Dottore in Mediazione
linguistica e culturale
EntzΓΌckte Statue im
botanischen Garten
FΓΌr Katholiken ist Padua wichtig, weil dort die sterblichen Überreste von Lukas dem Evangelisten und dem heiligen Antonius aufbewahrt werden. FΓΌr Antonius, der ein so guter Redner war, dass ihm auch die Fische zugehΓΆrt haben, wurde eine ganze Kathedrale errichtet. Dort sind neben seinem Sarg auch seine Zunge, sein Kinn und seine StimmbΓ€nder als Reliquien ausgestellt. Ich frage mich, wie die Menschen auf die Idee kamen, als der gute Mann gestorben war seine Verdienste als Redner damit zu ehren, dass man ihm das Kinn abhackt, die Zunge und StimmbΓ€nder herausreist um das ganze dann der Γ–ffentlichkeit zu prΓ€sentieren.

Pilze Pilze Pilze
Prato della Valle
Das Konzert abends in La Mela di Newton war dann das letzte meiner Reise und ein perfekter Abschluss. Ich habe verstÀrkt gespielt und der Klang war richtig gut. So konnte ich zwischendurch auch mal wieder ein bisschen Krach machen, das macht ja schließlich auch Spaß. Der Laden war außerdem gerammelt voll und die Musik kam sehr gut an. Woran sich deutsche Clubs ein Beispiel nehmen kânnten: Um Mitternacht gab es eine KÀseplatte und Grissini für alle. Und darauf eingestellt auf irgendeinem Sofa zu übernachten, war ich dann sehr überrascht, als der Booker mich zu dem für mich gebuchten Hotelzimmer gefahren hat.

La Mela di Newton, Padua

Am letzten Tag habe ich dann einen Abstecher nach Venedig gemacht. Dort habe ich den ein oder anderen Biennale-Pavillon von LΓ€ndern, die ich nicht so ohne weiteres auf dem Globus finden wΓΌrde, besichtigt und ansonsten die Stadt auf mich wirken lassen. Und die ist schon echt etwas besonderes.

Pavillon von Azerbaijan
Am Canal Grande
Was ich noch gelernt habe: In Italien trinkt man zur Zeit ΓΌberall Spritz. Also habe ich meine Reise auch bei einem solchen ausklingen lassen und die letzten Postkarten geschrieben.
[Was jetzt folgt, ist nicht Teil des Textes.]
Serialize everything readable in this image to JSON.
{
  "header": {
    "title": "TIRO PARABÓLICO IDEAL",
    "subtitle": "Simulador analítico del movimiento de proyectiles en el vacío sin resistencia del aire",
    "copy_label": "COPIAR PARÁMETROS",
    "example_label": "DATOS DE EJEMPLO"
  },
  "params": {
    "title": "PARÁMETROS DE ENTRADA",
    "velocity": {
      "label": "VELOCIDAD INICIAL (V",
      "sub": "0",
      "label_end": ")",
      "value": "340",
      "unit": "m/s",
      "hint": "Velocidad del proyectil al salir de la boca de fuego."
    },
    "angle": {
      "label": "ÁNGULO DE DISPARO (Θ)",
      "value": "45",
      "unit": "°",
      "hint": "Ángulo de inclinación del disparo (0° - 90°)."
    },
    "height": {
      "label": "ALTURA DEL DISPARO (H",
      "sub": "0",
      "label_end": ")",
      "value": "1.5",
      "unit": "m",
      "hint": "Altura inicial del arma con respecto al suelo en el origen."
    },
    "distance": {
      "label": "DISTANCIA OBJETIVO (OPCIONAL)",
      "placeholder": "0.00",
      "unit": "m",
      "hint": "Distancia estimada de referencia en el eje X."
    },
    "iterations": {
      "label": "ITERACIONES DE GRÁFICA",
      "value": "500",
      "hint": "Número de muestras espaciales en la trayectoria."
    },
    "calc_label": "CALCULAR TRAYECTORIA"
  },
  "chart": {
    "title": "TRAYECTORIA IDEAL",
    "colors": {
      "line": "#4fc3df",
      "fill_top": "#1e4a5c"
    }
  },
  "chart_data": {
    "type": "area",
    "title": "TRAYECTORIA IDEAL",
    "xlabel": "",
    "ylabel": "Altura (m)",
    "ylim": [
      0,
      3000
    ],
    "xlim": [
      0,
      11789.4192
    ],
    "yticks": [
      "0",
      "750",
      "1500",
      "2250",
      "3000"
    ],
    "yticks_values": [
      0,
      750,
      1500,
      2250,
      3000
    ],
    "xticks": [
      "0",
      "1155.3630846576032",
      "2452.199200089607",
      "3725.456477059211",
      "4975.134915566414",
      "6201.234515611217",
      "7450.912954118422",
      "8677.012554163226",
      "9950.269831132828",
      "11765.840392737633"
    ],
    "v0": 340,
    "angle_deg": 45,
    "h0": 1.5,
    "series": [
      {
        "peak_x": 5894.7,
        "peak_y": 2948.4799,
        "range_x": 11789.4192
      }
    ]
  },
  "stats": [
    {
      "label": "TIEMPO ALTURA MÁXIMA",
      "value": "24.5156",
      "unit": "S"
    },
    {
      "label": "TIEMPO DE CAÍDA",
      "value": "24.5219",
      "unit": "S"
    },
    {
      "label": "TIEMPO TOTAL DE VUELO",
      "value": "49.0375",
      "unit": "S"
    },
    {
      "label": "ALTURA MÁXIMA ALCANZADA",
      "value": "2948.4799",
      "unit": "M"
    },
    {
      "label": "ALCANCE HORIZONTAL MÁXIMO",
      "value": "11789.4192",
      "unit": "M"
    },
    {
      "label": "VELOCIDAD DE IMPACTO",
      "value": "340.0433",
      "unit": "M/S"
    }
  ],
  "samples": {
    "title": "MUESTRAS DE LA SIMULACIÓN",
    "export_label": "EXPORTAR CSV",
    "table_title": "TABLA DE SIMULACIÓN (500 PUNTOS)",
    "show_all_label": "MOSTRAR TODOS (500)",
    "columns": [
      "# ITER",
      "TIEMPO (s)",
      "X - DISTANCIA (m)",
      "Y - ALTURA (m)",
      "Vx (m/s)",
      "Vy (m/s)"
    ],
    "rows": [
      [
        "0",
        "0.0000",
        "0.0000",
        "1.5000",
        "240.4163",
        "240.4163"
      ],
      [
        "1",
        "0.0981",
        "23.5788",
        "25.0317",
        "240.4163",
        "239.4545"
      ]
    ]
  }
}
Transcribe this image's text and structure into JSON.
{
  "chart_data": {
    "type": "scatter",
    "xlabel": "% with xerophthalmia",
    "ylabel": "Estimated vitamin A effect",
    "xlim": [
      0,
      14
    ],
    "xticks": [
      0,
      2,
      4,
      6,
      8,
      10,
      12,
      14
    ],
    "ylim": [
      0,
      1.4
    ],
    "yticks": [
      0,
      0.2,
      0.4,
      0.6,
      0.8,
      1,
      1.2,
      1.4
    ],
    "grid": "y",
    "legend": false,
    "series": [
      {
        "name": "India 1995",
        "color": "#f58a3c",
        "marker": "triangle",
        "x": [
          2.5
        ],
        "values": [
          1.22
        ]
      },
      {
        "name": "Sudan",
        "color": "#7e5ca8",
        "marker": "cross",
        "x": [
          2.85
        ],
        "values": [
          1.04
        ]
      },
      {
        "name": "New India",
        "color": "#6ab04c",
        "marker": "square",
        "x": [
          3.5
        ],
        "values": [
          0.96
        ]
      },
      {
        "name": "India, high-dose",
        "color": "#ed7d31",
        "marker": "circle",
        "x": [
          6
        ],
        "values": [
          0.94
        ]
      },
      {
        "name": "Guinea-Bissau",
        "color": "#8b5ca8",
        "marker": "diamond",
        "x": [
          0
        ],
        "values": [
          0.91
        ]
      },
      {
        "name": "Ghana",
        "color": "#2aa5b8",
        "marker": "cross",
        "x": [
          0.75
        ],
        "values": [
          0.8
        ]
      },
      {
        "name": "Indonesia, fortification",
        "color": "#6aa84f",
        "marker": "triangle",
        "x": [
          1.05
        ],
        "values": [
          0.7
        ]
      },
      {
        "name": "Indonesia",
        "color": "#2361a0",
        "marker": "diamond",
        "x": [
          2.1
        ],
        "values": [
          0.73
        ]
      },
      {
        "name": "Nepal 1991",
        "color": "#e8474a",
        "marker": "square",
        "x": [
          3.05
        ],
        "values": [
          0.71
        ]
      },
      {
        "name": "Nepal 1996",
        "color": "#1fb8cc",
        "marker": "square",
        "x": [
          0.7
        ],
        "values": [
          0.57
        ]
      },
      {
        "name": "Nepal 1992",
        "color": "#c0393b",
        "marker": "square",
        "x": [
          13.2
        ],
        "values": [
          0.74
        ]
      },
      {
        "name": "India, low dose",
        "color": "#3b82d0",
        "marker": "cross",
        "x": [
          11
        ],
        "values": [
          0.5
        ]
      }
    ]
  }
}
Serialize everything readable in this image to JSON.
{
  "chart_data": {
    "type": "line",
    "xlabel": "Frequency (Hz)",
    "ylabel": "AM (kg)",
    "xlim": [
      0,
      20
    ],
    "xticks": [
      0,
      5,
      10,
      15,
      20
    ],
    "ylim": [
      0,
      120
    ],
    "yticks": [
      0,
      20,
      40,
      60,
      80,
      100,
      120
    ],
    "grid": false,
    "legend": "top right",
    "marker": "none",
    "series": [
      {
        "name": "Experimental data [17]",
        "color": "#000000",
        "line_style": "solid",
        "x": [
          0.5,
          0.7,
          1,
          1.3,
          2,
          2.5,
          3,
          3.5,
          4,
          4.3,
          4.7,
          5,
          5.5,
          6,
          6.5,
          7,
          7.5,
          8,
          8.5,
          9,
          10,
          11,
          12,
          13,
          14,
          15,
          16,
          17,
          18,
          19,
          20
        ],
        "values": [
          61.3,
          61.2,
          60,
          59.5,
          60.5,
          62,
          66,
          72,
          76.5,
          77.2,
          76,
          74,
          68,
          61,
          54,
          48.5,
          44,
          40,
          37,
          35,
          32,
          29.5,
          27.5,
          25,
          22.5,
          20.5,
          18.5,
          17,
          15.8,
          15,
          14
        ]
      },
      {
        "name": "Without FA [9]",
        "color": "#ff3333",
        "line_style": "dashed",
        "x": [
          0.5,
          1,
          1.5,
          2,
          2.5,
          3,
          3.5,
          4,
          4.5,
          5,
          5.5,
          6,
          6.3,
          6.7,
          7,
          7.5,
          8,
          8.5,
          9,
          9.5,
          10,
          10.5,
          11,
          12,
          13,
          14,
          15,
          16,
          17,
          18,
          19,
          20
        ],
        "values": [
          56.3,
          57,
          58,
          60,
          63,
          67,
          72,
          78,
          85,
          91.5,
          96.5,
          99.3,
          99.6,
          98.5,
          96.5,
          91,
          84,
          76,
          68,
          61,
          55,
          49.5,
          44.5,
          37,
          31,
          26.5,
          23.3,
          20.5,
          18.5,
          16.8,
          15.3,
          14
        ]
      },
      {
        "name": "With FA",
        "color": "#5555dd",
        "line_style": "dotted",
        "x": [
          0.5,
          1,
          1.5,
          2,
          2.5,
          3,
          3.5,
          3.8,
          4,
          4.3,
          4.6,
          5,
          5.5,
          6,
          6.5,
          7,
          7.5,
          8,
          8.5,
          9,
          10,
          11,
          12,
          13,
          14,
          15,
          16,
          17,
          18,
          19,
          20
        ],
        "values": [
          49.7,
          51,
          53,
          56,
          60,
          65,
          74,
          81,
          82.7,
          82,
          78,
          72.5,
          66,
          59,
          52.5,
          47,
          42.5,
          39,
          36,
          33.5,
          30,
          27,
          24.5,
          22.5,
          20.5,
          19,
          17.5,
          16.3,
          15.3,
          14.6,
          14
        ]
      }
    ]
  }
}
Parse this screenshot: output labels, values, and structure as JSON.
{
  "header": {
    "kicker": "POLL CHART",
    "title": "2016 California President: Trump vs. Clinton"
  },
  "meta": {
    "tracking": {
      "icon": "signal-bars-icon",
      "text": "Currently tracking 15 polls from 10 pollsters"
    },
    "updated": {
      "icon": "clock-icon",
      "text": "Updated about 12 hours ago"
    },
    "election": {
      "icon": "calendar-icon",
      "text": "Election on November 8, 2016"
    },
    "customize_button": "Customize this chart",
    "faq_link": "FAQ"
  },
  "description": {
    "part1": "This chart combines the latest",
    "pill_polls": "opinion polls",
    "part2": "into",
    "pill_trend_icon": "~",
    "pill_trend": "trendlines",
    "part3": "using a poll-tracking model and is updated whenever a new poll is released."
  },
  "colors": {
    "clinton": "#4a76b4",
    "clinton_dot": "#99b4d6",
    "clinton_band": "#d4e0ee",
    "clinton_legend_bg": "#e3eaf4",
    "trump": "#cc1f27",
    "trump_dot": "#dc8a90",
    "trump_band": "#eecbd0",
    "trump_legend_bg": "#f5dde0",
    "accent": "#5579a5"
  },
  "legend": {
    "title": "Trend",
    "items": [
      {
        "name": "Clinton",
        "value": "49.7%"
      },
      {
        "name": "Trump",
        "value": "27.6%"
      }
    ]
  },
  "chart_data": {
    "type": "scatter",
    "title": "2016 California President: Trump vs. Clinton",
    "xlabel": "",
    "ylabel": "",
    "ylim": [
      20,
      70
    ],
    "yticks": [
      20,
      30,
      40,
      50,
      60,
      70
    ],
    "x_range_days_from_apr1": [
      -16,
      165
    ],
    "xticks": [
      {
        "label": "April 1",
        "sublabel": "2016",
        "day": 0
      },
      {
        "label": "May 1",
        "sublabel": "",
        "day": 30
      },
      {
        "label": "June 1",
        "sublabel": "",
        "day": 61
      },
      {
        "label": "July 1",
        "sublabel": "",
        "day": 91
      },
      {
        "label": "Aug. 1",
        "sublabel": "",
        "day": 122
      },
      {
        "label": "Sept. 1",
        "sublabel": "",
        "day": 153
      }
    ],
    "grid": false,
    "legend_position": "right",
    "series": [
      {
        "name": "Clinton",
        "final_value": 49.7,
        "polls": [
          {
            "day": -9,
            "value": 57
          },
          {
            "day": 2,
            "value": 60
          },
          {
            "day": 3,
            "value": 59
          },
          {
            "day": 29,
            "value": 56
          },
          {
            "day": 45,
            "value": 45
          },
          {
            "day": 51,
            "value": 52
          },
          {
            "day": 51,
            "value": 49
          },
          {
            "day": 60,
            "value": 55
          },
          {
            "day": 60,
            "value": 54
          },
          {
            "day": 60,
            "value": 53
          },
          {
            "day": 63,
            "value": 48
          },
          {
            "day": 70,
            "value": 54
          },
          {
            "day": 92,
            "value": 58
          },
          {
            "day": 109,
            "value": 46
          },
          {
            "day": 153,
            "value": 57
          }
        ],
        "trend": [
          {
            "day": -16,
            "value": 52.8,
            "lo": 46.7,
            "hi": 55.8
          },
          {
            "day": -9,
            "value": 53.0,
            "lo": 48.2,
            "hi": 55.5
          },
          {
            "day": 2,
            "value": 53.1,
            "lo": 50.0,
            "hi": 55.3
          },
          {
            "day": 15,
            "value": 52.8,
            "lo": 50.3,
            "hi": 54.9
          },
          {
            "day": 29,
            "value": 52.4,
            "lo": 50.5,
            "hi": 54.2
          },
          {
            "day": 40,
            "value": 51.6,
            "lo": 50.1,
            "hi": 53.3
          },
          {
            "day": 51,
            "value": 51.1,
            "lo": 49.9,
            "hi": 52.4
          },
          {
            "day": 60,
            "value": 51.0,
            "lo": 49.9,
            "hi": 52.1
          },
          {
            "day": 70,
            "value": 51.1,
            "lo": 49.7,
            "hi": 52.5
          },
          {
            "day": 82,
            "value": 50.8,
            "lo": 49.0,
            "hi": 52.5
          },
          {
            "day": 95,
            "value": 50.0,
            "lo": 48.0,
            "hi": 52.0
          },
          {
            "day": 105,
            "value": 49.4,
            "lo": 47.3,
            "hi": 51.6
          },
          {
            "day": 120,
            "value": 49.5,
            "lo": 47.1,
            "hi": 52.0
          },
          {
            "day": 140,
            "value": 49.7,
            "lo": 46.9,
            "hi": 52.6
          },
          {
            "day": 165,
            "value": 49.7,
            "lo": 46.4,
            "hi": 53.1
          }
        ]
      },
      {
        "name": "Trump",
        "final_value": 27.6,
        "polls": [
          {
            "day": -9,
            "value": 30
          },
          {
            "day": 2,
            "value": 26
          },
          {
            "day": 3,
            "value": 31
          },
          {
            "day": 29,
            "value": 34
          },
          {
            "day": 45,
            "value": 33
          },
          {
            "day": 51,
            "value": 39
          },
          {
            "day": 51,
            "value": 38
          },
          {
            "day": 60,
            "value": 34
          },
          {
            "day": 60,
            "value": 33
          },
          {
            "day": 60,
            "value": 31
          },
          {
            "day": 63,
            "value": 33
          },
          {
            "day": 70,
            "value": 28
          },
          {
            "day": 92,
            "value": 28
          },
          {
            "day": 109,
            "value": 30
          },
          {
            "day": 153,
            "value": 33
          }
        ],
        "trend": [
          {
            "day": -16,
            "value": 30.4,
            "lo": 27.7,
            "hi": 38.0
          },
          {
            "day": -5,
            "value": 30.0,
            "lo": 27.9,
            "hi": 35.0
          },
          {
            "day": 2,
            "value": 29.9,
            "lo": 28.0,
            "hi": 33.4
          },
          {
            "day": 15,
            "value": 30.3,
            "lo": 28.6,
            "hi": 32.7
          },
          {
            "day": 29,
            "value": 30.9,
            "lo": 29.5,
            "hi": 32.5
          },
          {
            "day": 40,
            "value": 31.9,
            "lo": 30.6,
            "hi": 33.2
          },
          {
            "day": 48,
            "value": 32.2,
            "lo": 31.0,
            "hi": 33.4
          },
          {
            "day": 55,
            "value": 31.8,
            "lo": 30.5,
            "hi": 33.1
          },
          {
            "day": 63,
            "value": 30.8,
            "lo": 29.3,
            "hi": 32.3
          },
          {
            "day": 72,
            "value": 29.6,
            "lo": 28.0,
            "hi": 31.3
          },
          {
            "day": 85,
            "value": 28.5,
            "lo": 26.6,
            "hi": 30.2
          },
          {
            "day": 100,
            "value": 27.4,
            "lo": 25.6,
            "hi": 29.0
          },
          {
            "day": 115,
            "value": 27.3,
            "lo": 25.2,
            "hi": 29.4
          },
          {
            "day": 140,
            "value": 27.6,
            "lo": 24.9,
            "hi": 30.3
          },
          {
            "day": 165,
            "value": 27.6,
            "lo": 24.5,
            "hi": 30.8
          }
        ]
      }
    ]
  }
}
Am nΓ€chsten Tag hΓ€tte ich dann in 13 Stunden von Venedig nach Berlin fahren sollen. Es wurden dann 20 Stunden, dank einem "Personenschaden" auf der Strecke zum Brenner. Vielleicht sollte ich aufhΓΆren 1615 zu singen? Bringt das UnglΓΌck? Zumindest habe ich, wΓ€hrend der Zug fast vier Stunden vor Bozen stand, einen neuen Text geschrieben: Tour Diary.